From these algorithms Best Effort can arrange the highest availability. When you have more (geographical) locations in one site, by default the PVS server locally at the Target Devices will be used. When those are not available servers from another location will be used in a worst case scenario. The Fixed algorithm has the same effect as using a site, so this one does not have an added value for high availability.
Bootstrap
I think that this is most forgotten High Available component, but because most of people automatically add more because of the start-up high availability not many people run into issues with this feature. The configuration is bit dependent on the method used to connect to the PVS farm: PXE or BDM.
For more details when or why to use PXE or BDM I refer to my earlier published article To PXE or not to PXE.
When using the BDM you have much the option to specify a maximum of 4 servers based on their IP address. Luckily you can also use a DNS alias so more than 4 servers can be used. I also explained how to configure that in the article To PXE or not to PXE <<LINK>>. If you configure this wisely you have a high availability.
When you use the PXE/TFTP option you configure the servers in the bootstrap configuration. Unfortunate you can only provide the servers on their IP address here (no DNS alias option). The same maximum of four applies.
But the tricky part is actually the usage of this configuration (both in BDM as in the PXE/TFTP alternative). Most people think this is only used at the moment a Target Device is started and used this information to find out about the PVS infrastructure and are redirected to least busy server (based on the load balance algorithm). If you need more information about this part to create a high available solution check the article Load Balancing TFTP – Anything but trivial.

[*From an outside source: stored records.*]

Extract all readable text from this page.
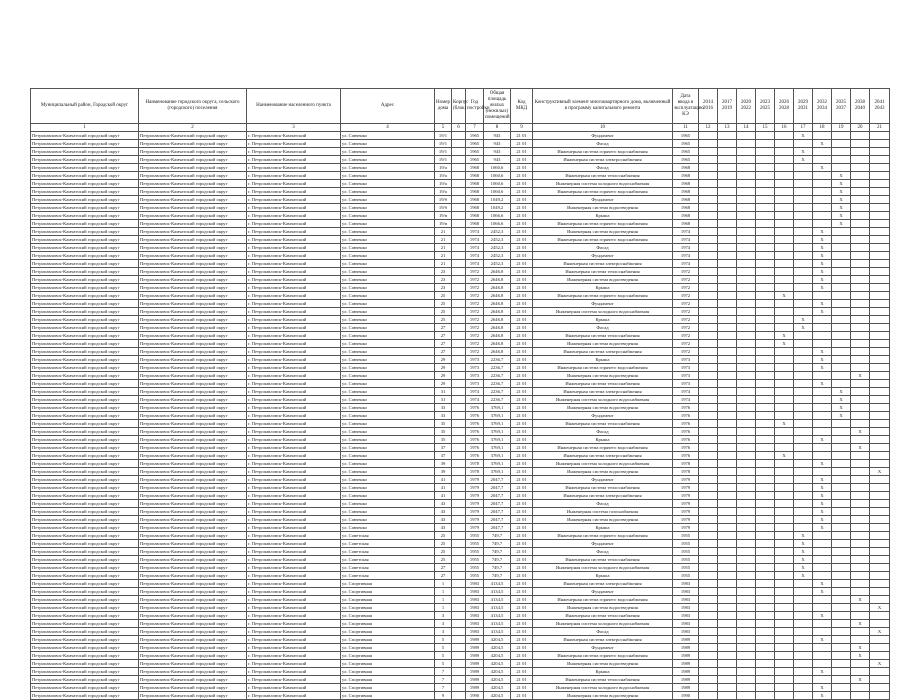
Муниципальный район, Городской округ	Наименование городского округа, сельского (городского) поселения	Наименование населенного пункта	Адрес	Номер дома	Корпус (блок)	Год постройки	Общая площадь жилых (нежилых) помещений	Код МКД	Конструктивный элемент многоквартирного дома, включенный в программу капитального ремонта	Дата ввода в эксплуатацию КЭ	2014 2016	2017 2019	2020 2022	2023 2025	2026 2028	2029 2031	2032 2034	2035 2037	2038 2040	2041 2043
1	2	3	4	5	6	7	8	9	10	11	12	13	14	15	16	17	18	19	20	21
Петропавловск-Камчатский городской округ	Петропавловск-Камчатский городской округ	г. Петропавловск-Камчатский	ул. Савченко	19/1		1965	943	21 01	Фундамент	1965						X				
Петропавловск-Камчатский городской округ	Петропавловск-Камчатский городской округ	г. Петропавловск-Камчатский	ул. Савченко	19/1		1965	943	21 01	Фасад	1965							X			
Петропавловск-Камчатский городской округ	Петропавловск-Камчатский городской округ	г. Петропавловск-Камчатский	ул. Савченко	19/1		1965	943	21 01	Инженерная система горячего водоснабжения	1965						X				
Петропавловск-Камчатский городской округ	Петропавловск-Камчатский городской округ	г. Петропавловск-Камчатский	ул. Савченко	19/1		1965	943	21 01	Инженерная система электроснабжения	1965						X				
Петропавловск-Камчатский городской округ	Петропавловск-Камчатский городской округ	г. Петропавловск-Камчатский	ул. Савченко	19/а		1968	1060,6	21 01	Фасад	1968							X			
Петропавловск-Камчатский городской округ	Петропавловск-Камчатский городской округ	г. Петропавловск-Камчатский	ул. Савченко	19/а		1968	1060,6	21 01	Инженерная система теплоснабжения	1968								X		
Петропавловск-Камчатский городской округ	Петропавловск-Камчатский городской округ	г. Петропавловск-Камчатский	ул. Савченко	19/а		1968	1060,6	21 01	Инженерная система холодного водоснабжения	1968								X		
Петропавловск-Камчатский городской округ	Петропавловск-Камчатский городской округ	г. Петропавловск-Камчатский	ул. Савченко	19/а		1968	1060,6	21 01	Инженерная система горячего водоснабжения	1968								X		
Петропавловск-Камчатский городской округ	Петропавловск-Камчатский городской округ	г. Петропавловск-Камчатский	ул. Савченко	19/б		1968	1049,2	21 01	Фундамент	1968								X		
Петропавловск-Камчатский городской округ	Петропавловск-Камчатский городской округ	г. Петропавловск-Камчатский	ул. Савченко	19/б		1968	1049,2	21 01	Инженерная система водоотведения	1968								X		
Петропавловск-Камчатский городской округ	Петропавловск-Камчатский городской округ	г. Петропавловск-Камчатский	ул. Савченко	19/в		1968	1066,6	21 01	Крыша	1968								X		
Петропавловск-Камчатский городской округ	Петропавловск-Камчатский городской округ	г. Петропавловск-Камчатский	ул. Савченко	19/в		1968	1066,6	21 01	Инженерная система горячего водоснабжения	1968								X		
Петропавловск-Камчатский городской округ	Петропавловск-Камчатский городской округ	г. Петропавловск-Камчатский	ул. Савченко	21		1974	2452,3	21 01	Инженерная система водоотведения	1974							X			
Петропавловск-Камчатский городской округ	Петропавловск-Камчатский городской округ	г. Петропавловск-Камчатский	ул. Савченко	21		1974	2452,3	21 01	Инженерная система горячего водоснабжения	1974							X			
Петропавловск-Камчатский городской округ	Петропавловск-Камчатский городской округ	г. Петропавловск-Камчатский	ул. Савченко	21		1974	2452,3	21 01	Фасад	1974							X			
Петропавловск-Камчатский городской округ	Петропавловск-Камчатский городской округ	г. Петропавловск-Камчатский	ул. Савченко	21		1974	2452,3	21 01	Фундамент	1974							X			
Петропавловск-Камчатский городской округ	Петропавловск-Камчатский городской округ	г. Петропавловск-Камчатский	ул. Савченко	21		1974	2452,3	21 01	Инженерная система электроснабжения	1974							X			
Петропавловск-Камчатский городской округ	Петропавловск-Камчатский городской округ	г. Петропавловск-Камчатский	ул. Савченко	23		1972	2646,8	21 01	Инженерная система теплоснабжения	1972							X			
Петропавловск-Камчатский городской округ	Петропавловск-Камчатский городской округ	г. Петропавловск-Камчатский	ул. Савченко	23		1972	2646,8	21 01	Инженерная система водоотведения	1972							X			
Петропавловск-Камчатский городской округ	Петропавловск-Камчатский городской округ	г. Петропавловск-Камчатский	ул. Савченко	23		1972	2646,8	21 01	Крыша	1972							X			
Петропавловск-Камчатский городской округ	Петропавловск-Камчатский городской округ	г. Петропавловск-Камчатский	ул. Савченко	25		1972	2646,8	21 01	Инженерная система горячего водоснабжения	1972					X					
Петропавловск-Камчатский городской округ	Петропавловск-Камчатский городской округ	г. Петропавловск-Камчатский	ул. Савченко	25		1972	2646,8	21 01	Фундамент	1972							X			
Петропавловск-Камчатский городской округ	Петропавловск-Камчатский городской округ	г. Петропавловск-Камчатский	ул. Савченко	25		1972	2646,8	21 01	Инженерная система холодного водоснабжения	1972							X			
Петропавловск-Камчатский городской округ	Петропавловск-Камчатский городской округ	г. Петропавловск-Камчатский	ул. Савченко	25		1972	2646,8	21 01	Крыша	1972						X				
Петропавловск-Камчатский городской округ	Петропавловск-Камчатский городской округ	г. Петропавловск-Камчатский	ул. Савченко	27		1972	2646,8	21 01	Фасад	1972						X				
Петропавловск-Камчатский городской округ	Петропавловск-Камчатский городской округ	г. Петропавловск-Камчатский	ул. Савченко	27		1972	2646,8	21 01	Инженерная система теплоснабжения	1972					X					
Петропавловск-Камчатский городской округ	Петропавловск-Камчатский городской округ	г. Петропавловск-Камчатский	ул. Савченко	27		1972	2646,8	21 01	Инженерная система водоотведения	1972					X					
Петропавловск-Камчатский городской округ	Петропавловск-Камчатский городской округ	г. Петропавловск-Камчатский	ул. Савченко	27		1972	2646,8	21 01	Инженерная система электроснабжения	1972							X			
Петропавловск-Камчатский городской округ	Петропавловск-Камчатский городской округ	г. Петропавловск-Камчатский	ул. Савченко	29		1973	2236,7	21 01	Крыша	1973							X			
Петропавловск-Камчатский городской округ	Петропавловск-Камчатский городской округ	г. Петропавловск-Камчатский	ул. Савченко	29		1973	2236,7	21 01	Инженерная система горячего водоснабжения	1973							X			
Петропавловск-Камчатский городской округ	Петропавловск-Камчатский городской округ	г. Петропавловск-Камчатский	ул. Савченко	29		1973	2236,7	21 01	Инженерная система водоотведения	1973									X	
Петропавловск-Камчатский городской округ	Петропавловск-Камчатский городской округ	г. Петропавловск-Камчатский	ул. Савченко	29		1973	2236,7	21 01	Инженерная система теплоснабжения	1973							X			
Петропавловск-Камчатский городской округ	Петропавловск-Камчатский городской округ	г. Петропавловск-Камчатский	ул. Савченко	31		1974	2236,7	21 01	Инженерная система электроснабжения	1974								X		
Петропавловск-Камчатский городской округ	Петропавловск-Камчатский городской округ	г. Петропавловск-Камчатский	ул. Савченко	31		1974	2236,7	21 01	Инженерная система холодного водоснабжения	1974								X		
Петропавловск-Камчатский городской округ	Петропавловск-Камчатский городской округ	г. Петропавловск-Камчатский	ул. Савченко	33		1976	3769,1	21 01	Инженерная система водоотведения	1976								X		
Петропавловск-Камчатский городской округ	Петропавловск-Камчатский городской округ	г. Петропавловск-Камчатский	ул. Савченко	33		1976	3769,1	21 01	Фундамент	1976								X		
Петропавловск-Камчатский городской округ	Петропавловск-Камчатский городской округ	г. Петропавловск-Камчатский	ул. Савченко	35		1976	3769,1	21 01	Инженерная система теплоснабжения	1976					X					
Петропавловск-Камчатский городской округ	Петропавловск-Камчатский городской округ	г. Петропавловск-Камчатский	ул. Савченко	35		1976	3769,1	21 01	Фасад	1976									X	
Петропавловск-Камчатский городской округ	Петропавловск-Камчатский городской округ	г. Петропавловск-Камчатский	ул. Савченко	35		1976	3769,1	21 01	Крыша	1976							X			
Петропавловск-Камчатский городской округ	Петропавловск-Камчатский городской округ	г. Петропавловск-Камчатский	ул. Савченко	37		1976	3769,1	21 01	Инженерная система горячего водоснабжения	1976									X	
Петропавловск-Камчатский городской округ	Петропавловск-Камчатский городской округ	г. Петропавловск-Камчатский	ул. Савченко	37		1976	3769,1	21 01	Инженерная система электроснабжения	1976					X					
Петропавловск-Камчатский городской округ	Петропавловск-Камчатский городской округ	г. Петропавловск-Камчатский	ул. Савченко	39		1978	3769,1	21 01	Инженерная система холодного водоснабжения	1978							X			
Петропавловск-Камчатский городской округ	Петропавловск-Камчатский городской округ	г. Петропавловск-Камчатский	ул. Савченко	39		1978	3769,1	21 01	Инженерная система водоотведения	1978										X
Петропавловск-Камчатский городской округ	Петропавловск-Камчатский городской округ	г. Петропавловск-Камчатский	ул. Савченко	41		1979	2047,7	21 01	Фундамент	1979							X			
Петропавловск-Камчатский городской округ	Петропавловск-Камчатский городской округ	г. Петропавловск-Камчатский	ул. Савченко	41		1979	2047,7	21 01	Инженерная система теплоснабжения	1979							X			
Петропавловск-Камчатский городской округ	Петропавловск-Камчатский городской округ	г. Петропавловск-Камчатский	ул. Савченко	41		1979	2047,7	21 01	Инженерная система электроснабжения	1979							X			
Петропавловск-Камчатский городской округ	Петропавловск-Камчатский городской округ	г. Петропавловск-Камчатский	ул. Савченко	43		1979	2047,7	21 01	Фасад	1979							X			
Петропавловск-Камчатский городской округ	Петропавловск-Камчатский городской округ	г. Петропавловск-Камчатский	ул. Савченко	43		1979	2047,7	21 01	Инженерная система газоснабжения	1979							X			
Петропавловск-Камчатский городской округ	Петропавловск-Камчатский городской округ	г. Петропавловск-Камчатский	ул. Савченко	43		1979	2047,7	21 01	Инженерная система водоотведения	1979							X			
Петропавловск-Камчатский городской округ	Петропавловск-Камчатский городской округ	г. Петропавловск-Камчатский	ул. Савченко	43		1979	2047,7	21 01	Крыша	1979							X			
Петропавловск-Камчатский городской округ	Петропавловск-Камчатский городской округ	г. Петропавловск-Камчатский	ул. Советская	25		1955	749,7	21 01	Инженерная система горячего водоснабжения	1955						X				
Петропавловск-Камчатский городской округ	Петропавловск-Камчатский городской округ	г. Петропавловск-Камчатский	ул. Советская	25		1955	749,7	21 01	Фундамент	1955						X				
Петропавловск-Камчатский городской округ	Петропавловск-Камчатский городской округ	г. Петропавловск-Камчатский	ул. Советская	25		1955	749,7	21 01	Фасад	1955						X				
Петропавловск-Камчатский городской округ	Петропавловск-Камчатский городской округ	г. Петропавловск-Камчатский	ул. Советская	25		1955	749,7	21 01	Инженерная система теплоснабжения	1955						X				
Петропавловск-Камчатский городской округ	Петропавловск-Камчатский городской округ	г. Петропавловск-Камчатский	ул. Советская	27		1955	749,7	21 01	Инженерная система холодного водоснабжения	1955						X				
Петропавловск-Камчатский городской округ	Петропавловск-Камчатский городской округ	г. Петропавловск-Камчатский	ул. Советская	27		1955	749,7	21 01	Крыша	1955						X				
Петропавловск-Камчатский городской округ	Петропавловск-Камчатский городской округ	г. Петропавловск-Камчатский	ул. Спортивная	1		1983	4134,5	21 01	Инженерная система электроснабжения	1983							X			
Петропавловск-Камчатский городской округ	Петропавловск-Камчатский городской округ	г. Петропавловск-Камчатский	ул. Спортивная	1		1983	4134,5	21 01	Фундамент	1983							X			
Петропавловск-Камчатский городской округ	Петропавловск-Камчатский городской округ	г. Петропавловск-Камчатский	ул. Спортивная	1		1983	4134,5	21 01	Инженерная система горячего водоснабжения	1983									X	
Петропавловск-Камчатский городской округ	Петропавловск-Камчатский городской округ	г. Петропавловск-Камчатский	ул. Спортивная	1		1983	4134,5	21 01	Инженерная система водоотведения	1983										X
Петропавловск-Камчатский городской округ	Петропавловск-Камчатский городской округ	г. Петропавловск-Камчатский	ул. Спортивная	3		1983	4134,5	21 01	Инженерная система теплоснабжения	1983							X			
Петропавловск-Камчатский городской округ	Петропавловск-Камчатский городской округ	г. Петропавловск-Камчатский	ул. Спортивная	3		1983	4134,5	21 01	Инженерная система холодного водоснабжения	1983									X	
Петропавловск-Камчатский городской округ	Петропавловск-Камчатский городской округ	г. Петропавловск-Камчатский	ул. Спортивная	3		1983	4134,5	21 01	Фасад	1983										X
Петропавловск-Камчатский городской округ	Петропавловск-Камчатский городской округ	г. Петропавловск-Камчатский	ул. Спортивная	5		1989	4204,5	21 01	Инженерная система электроснабжения	1989							X			
Петропавловск-Камчатский городской округ	Петропавловск-Камчатский городской округ	г. Петропавловск-Камчатский	ул. Спортивная	5		1989	4204,5	21 01	Фундамент	1989									X	
Петропавловск-Камчатский городской округ	Петропавловск-Камчатский городской округ	г. Петропавловск-Камчатский	ул. Спортивная	5		1989	4204,5	21 01	Инженерная система горячего водоснабжения	1989									X	
Петропавловск-Камчатский городской округ	Петропавловск-Камчатский городской округ	г. Петропавловск-Камчатский	ул. Спортивная	5		1989	4204,5	21 01	Инженерная система водоотведения	1989										X
Петропавловск-Камчатский городской округ	Петропавловск-Камчатский городской округ	г. Петропавловск-Камчатский	ул. Спортивная	7		1989	4204,5	21 01	Крыша	1989							X			
Петропавловск-Камчатский городской округ	Петропавловск-Камчатский городской округ	г. Петропавловск-Камчатский	ул. Спортивная	7		1989	4204,5	21 01	Инженерная система теплоснабжения	1989									X	
Петропавловск-Камчатский городской округ	Петропавловск-Камчатский городской округ	г. Петропавловск-Камчатский	ул. Спортивная	7		1989	4204,5	21 01	Инженерная система холодного водоснабжения	1989							X			
Петропавловск-Камчатский городской округ	Петропавловск-Камчатский городской округ	г. Петропавловск-Камчатский	ул. Спортивная	9		1990	4204,5	21 01	Инженерная система водоотведения	1990							X			
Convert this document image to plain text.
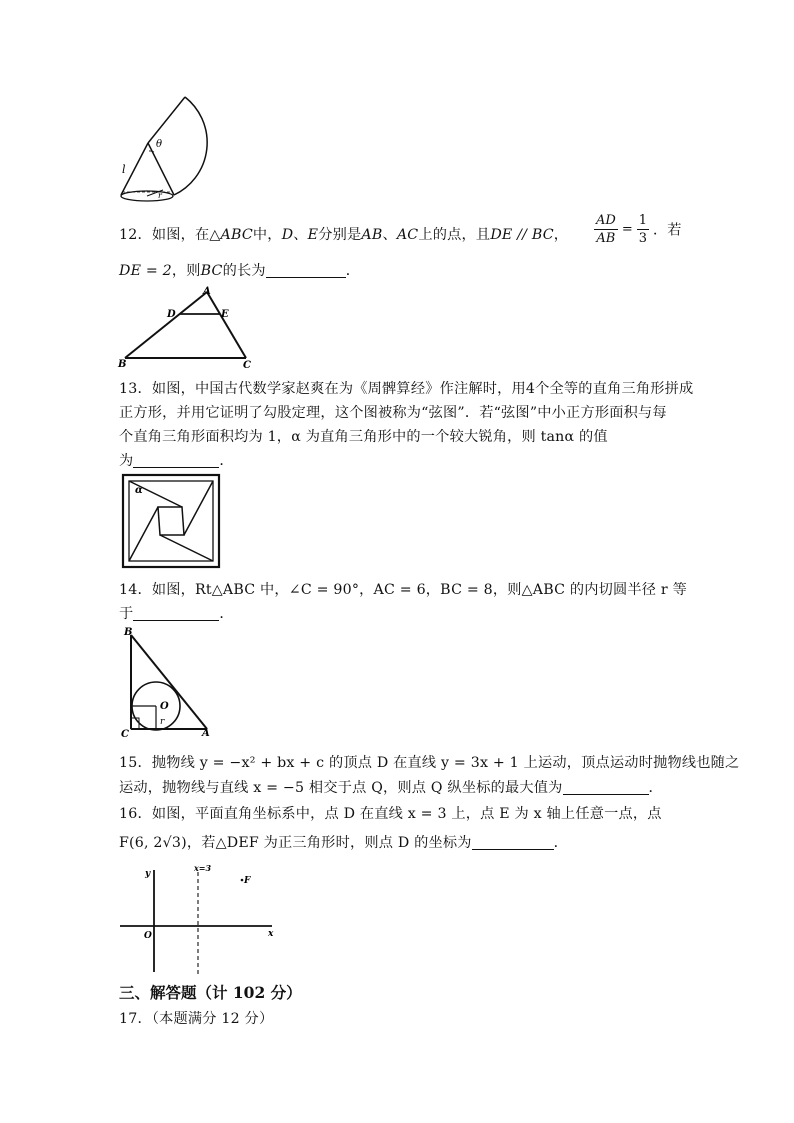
θ
l
r
12．如图，在△ABC中，D、E分别是AB、AC上的点，且DE // BC， $\frac{AD}{AB} = \frac{1}{3}$ ．若
DE = 2，则BC的长为	．
A
D	E
B	C
13．如图，中国古代数学家赵爽在为《周髀算经》作注解时，用4个全等的直角三角形拼成
正方形，并用它证明了勾股定理，这个图被称为“弦图”．若“弦图”中小正方形面积与每
个直角三角形面积均为 1，α 为直角三角形中的一个较大锐角，则 tanα 的值
为	．
α
14．如图，Rt△ABC 中，∠C = 90°，AC = 6，BC = 8，则△ABC 的内切圆半径 r 等
于	．
B
O
r
C	A
15．抛物线 y = −x² + bx + c 的顶点 D 在直线 y = 3x + 1 上运动，顶点运动时抛物线也随之
运动，抛物线与直线 x = −5 相交于点 Q，则点 Q 纵坐标的最大值为	．
16．如图，平面直角坐标系中，点 D 在直线 x = 3 上，点 E 为 x 轴上任意一点，点
F(6, 2√3)，若△DEF 为正三角形时，则点 D 的坐标为	．
y
x=3
F
O	x
三、解答题（计 102 分）
17．（本题满分 12 分）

However the servers defined at this configuration step have another important role. When the Target Device loses the connection with the PVS server the file were streamed from, the servers mentioned in the bootstrap are used to connect to the PVS infrastructure again. If in that moment the configured servers in the bootstrap are not available the Target Device just hangs and cannot reconnect to the PVS infrastructure although there are other PVS servers available. So specify as much servers as possible (a maximum of four when based on IP address) spread over your infrastructure. Remember that by default only the servers its own IP address is added, so the target devices are only provided with one IP address.
Conclusion
In the article I discussed two components of the PVS infrastructure that are much mentioned in the high available scenario articles and blogs, although they absolute can have impact on your high availability rate. I explained why site and the bootstrap configuration are import to taken into account and what you should/could to set-up the highest available PVS infrastructure as possible.